A ce sujet, celui de l’Afrique est assez éloquent.
L’Union Africaine [13] a joué un rôle prépondérant dans la lutte contre l’impunité des crimes contre l’humanité comme l’affaire Habré l’a démontré.
C’est l’article 4 (h) de son acte constitutif qui énonce le droit de cette dernière « d’intervenir dans les Etats-Membres sur décision de la Conférence, dans certaines circonstances graves, à savoir les crimes de guerre, le génocide et les crimes contre l’humanité ». L’article 4(j) prévoit également « le droit des Etats-Membres de solliciter l’intervention de l’Union Africaine et leur droit de vivre dans la paix et la sécurité ».

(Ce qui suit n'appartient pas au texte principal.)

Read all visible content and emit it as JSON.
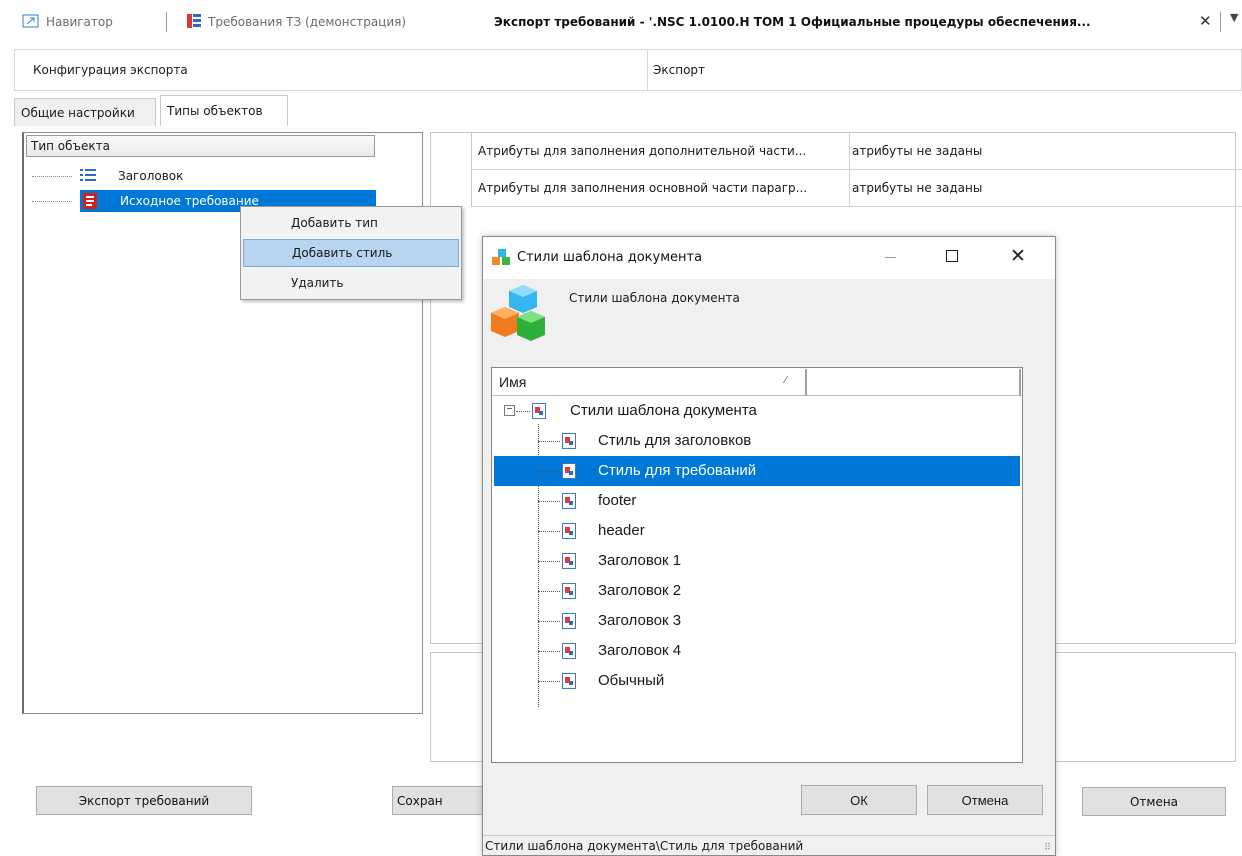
{
  "tabs_top": {
    "navigator": "Навигатор",
    "requirements": "Требования ТЗ (демонстрация)",
    "export_title": "Экспорт требований - '.NSC 1.0100.H TOM 1 Официальные процедуры обеспечения...",
    "close": "✕",
    "overflow": "▼"
  },
  "config": {
    "left": "Конфигурация экспорта",
    "right": "Экспорт"
  },
  "inner_tabs": [
    "Общие настройки",
    "Типы объектов"
  ],
  "tree": {
    "header": "Тип объекта",
    "items": [
      "Заголовок",
      "Исходное требование"
    ]
  },
  "attributes": [
    {
      "key": "Атрибуты для заполнения дополнительной части...",
      "value": "атрибуты не заданы"
    },
    {
      "key": "Атрибуты для заполнения основной части парагр...",
      "value": "атрибуты не заданы"
    }
  ],
  "context_menu": [
    "Добавить тип",
    "Добавить стиль",
    "Удалить"
  ],
  "buttons": {
    "export": "Экспорт требований",
    "save": "Сохран",
    "cancel": "Отмена"
  },
  "dialog": {
    "title": "Стили шаблона документа",
    "heading": "Стили шаблона документа",
    "column_name": "Имя",
    "root": "Стили шаблона документа",
    "items": [
      "Стиль для заголовков",
      "Стиль для требований",
      "footer",
      "header",
      "Заголовок 1",
      "Заголовок 2",
      "Заголовок 3",
      "Заголовок 4",
      "Обычный"
    ],
    "ok": "ОК",
    "cancel": "Отмена",
    "status": "Стили шаблона документа\\Стиль для требований"
  },
  "colors": {
    "selection": "#0078d7",
    "menu_highlight": "#b7d4f0"
  }
}
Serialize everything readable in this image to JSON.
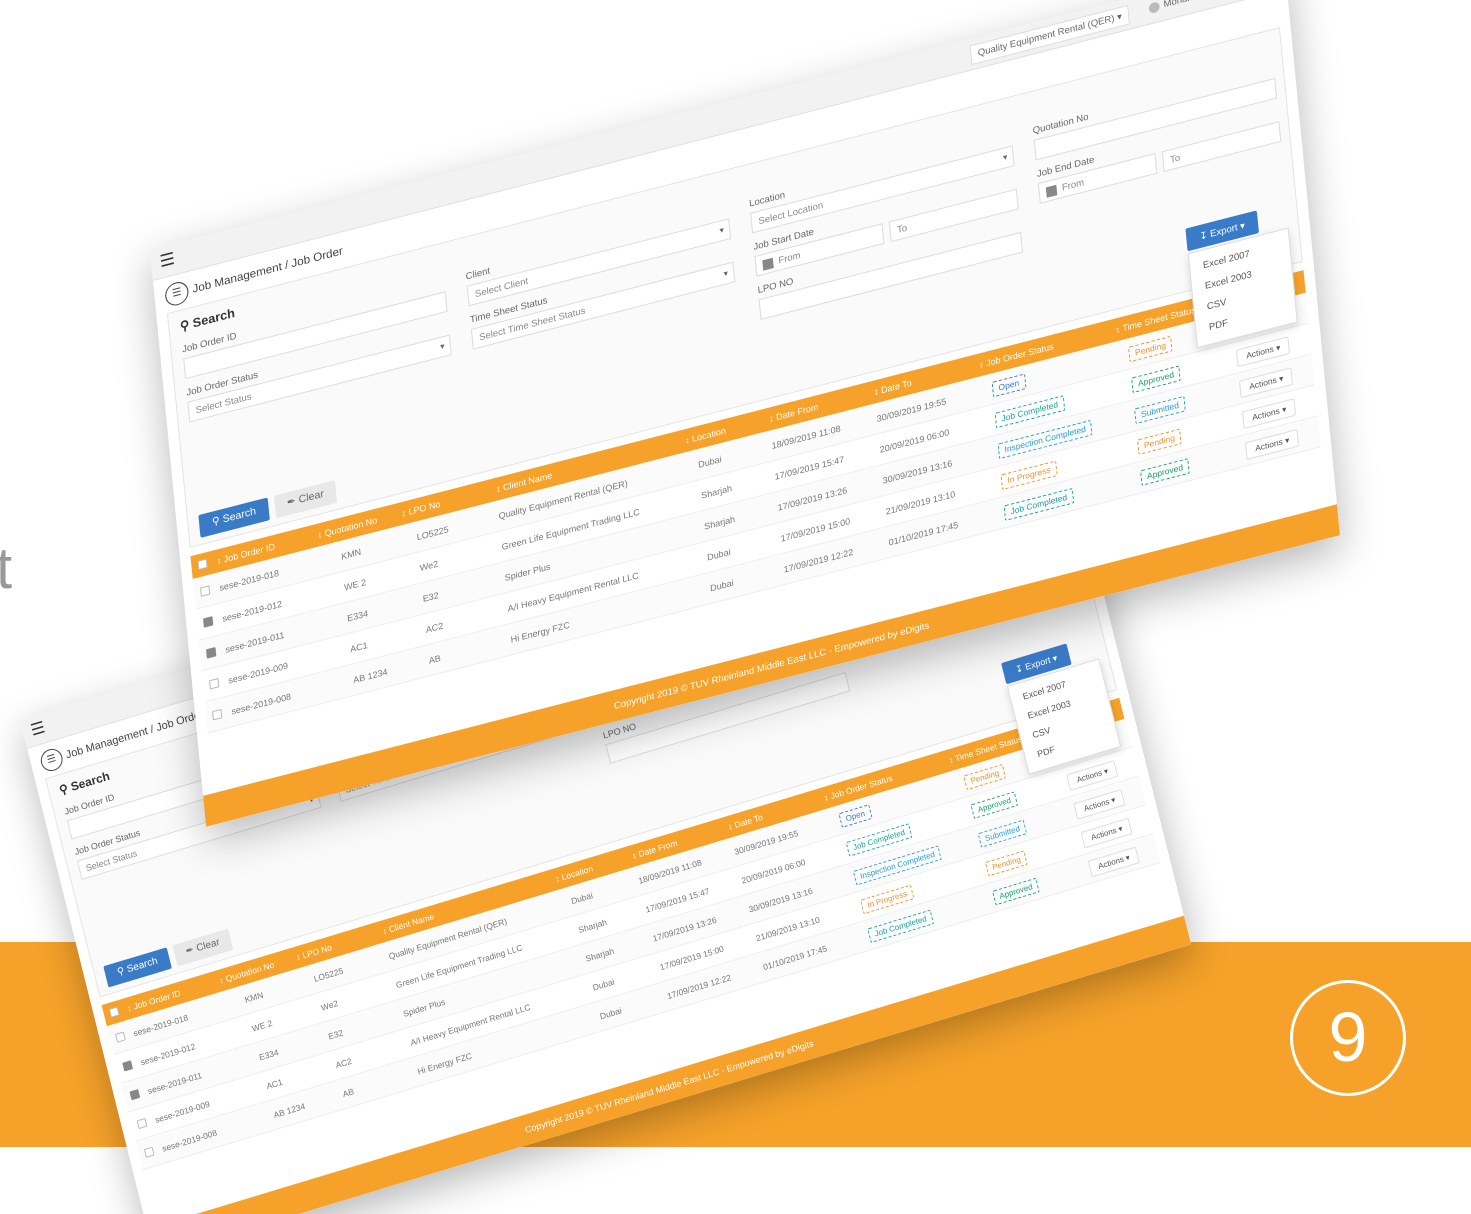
{
  "page_number": "9",
  "edge_glyph": "t",
  "app": {
    "company": "Quality Equipment Rental (QER)",
    "user_name": "Mohamed Atta",
    "breadcrumb": "Job Management / Job Order"
  },
  "search": {
    "title": "Search",
    "fields": {
      "job_order_id": "Job Order ID",
      "job_order_status": "Job Order Status",
      "job_order_status_placeholder": "Select Status",
      "client": "Client",
      "client_placeholder": "Select Client",
      "time_sheet_status": "Time Sheet Status",
      "time_sheet_status_placeholder": "Select Time Sheet Status",
      "location": "Location",
      "location_placeholder": "Select Location",
      "job_start_date": "Job Start Date",
      "lpo_no": "LPO NO",
      "quotation_no": "Quotation No",
      "job_end_date": "Job End Date",
      "from": "From",
      "to": "To"
    },
    "search_button": "Search",
    "clear_button": "Clear"
  },
  "export": {
    "button": "Export",
    "options": [
      "Excel 2007",
      "Excel 2003",
      "CSV",
      "PDF"
    ]
  },
  "table": {
    "columns": [
      "Job Order ID",
      "Quotation No",
      "LPO No",
      "Client Name",
      "Location",
      "Date From",
      "Date To",
      "Job Order Status",
      "Time Sheet Status",
      ""
    ],
    "rows": [
      {
        "checked": false,
        "id": "sese-2019-018",
        "quotation": "KMN",
        "lpo": "LO5225",
        "client": "Quality Equipment Rental (QER)",
        "location": "Dubai",
        "from": "18/09/2019 11:08",
        "to": "30/09/2019 19:55",
        "job_status": "Open",
        "job_status_class": "b-open",
        "ts_status": "Pending",
        "ts_status_class": "b-pend",
        "action": "Actions"
      },
      {
        "checked": true,
        "id": "sese-2019-012",
        "quotation": "WE 2",
        "lpo": "We2",
        "client": "Green Life Equipment Trading LLC",
        "location": "Sharjah",
        "from": "17/09/2019 15:47",
        "to": "20/09/2019 06:00",
        "job_status": "Job Completed",
        "job_status_class": "b-done",
        "ts_status": "Approved",
        "ts_status_class": "b-appr",
        "action": "Actions"
      },
      {
        "checked": true,
        "id": "sese-2019-011",
        "quotation": "E334",
        "lpo": "E32",
        "client": "Spider Plus",
        "location": "Sharjah",
        "from": "17/09/2019 13:26",
        "to": "30/09/2019 13:16",
        "job_status": "Inspection Completed",
        "job_status_class": "b-insp",
        "ts_status": "Submitted",
        "ts_status_class": "b-subm",
        "action": "Actions"
      },
      {
        "checked": false,
        "id": "sese-2019-009",
        "quotation": "AC1",
        "lpo": "AC2",
        "client": "A/I Heavy Equipment Rental LLC",
        "location": "Dubai",
        "from": "17/09/2019 15:00",
        "to": "21/09/2019 13:10",
        "job_status": "In Progress",
        "job_status_class": "b-prog",
        "ts_status": "Pending",
        "ts_status_class": "b-pend",
        "action": "Actions"
      },
      {
        "checked": false,
        "id": "sese-2019-008",
        "quotation": "AB 1234",
        "lpo": "AB",
        "client": "Hi Energy FZC",
        "location": "Dubai",
        "from": "17/09/2019 12:22",
        "to": "01/10/2019 17:45",
        "job_status": "Job Completed",
        "job_status_class": "b-done",
        "ts_status": "Approved",
        "ts_status_class": "b-appr",
        "action": "Actions"
      }
    ]
  },
  "footer": "Copyright 2019 © TUV Rheinland Middle East LLC - Empowered by eDigits",
  "colors": {
    "accent": "#f6a22a",
    "primary": "#3a7bc8"
  }
}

Plus récemment, le 22 avril 2015, le Conseil National de Transition (CNT) de la République centrafricaine a adopté, suite à un long processus de négociations, une loi créant une Cour pénale spéciale au sein de son système judiciaire national alors même que la CPI avait déjà ouvert une information pour les mêmes faits (crimes contre l’humanité notamment). [14]
- A l’échelle nationale
Un constat: des approches différentes selon les pays
Comme le souligne Mireille-Delmas Marty, le crime contre l’humanité originellement défini par le droit international a poussé les Etats à intégrer cette incrimination dans leurs droits nationaux. [15]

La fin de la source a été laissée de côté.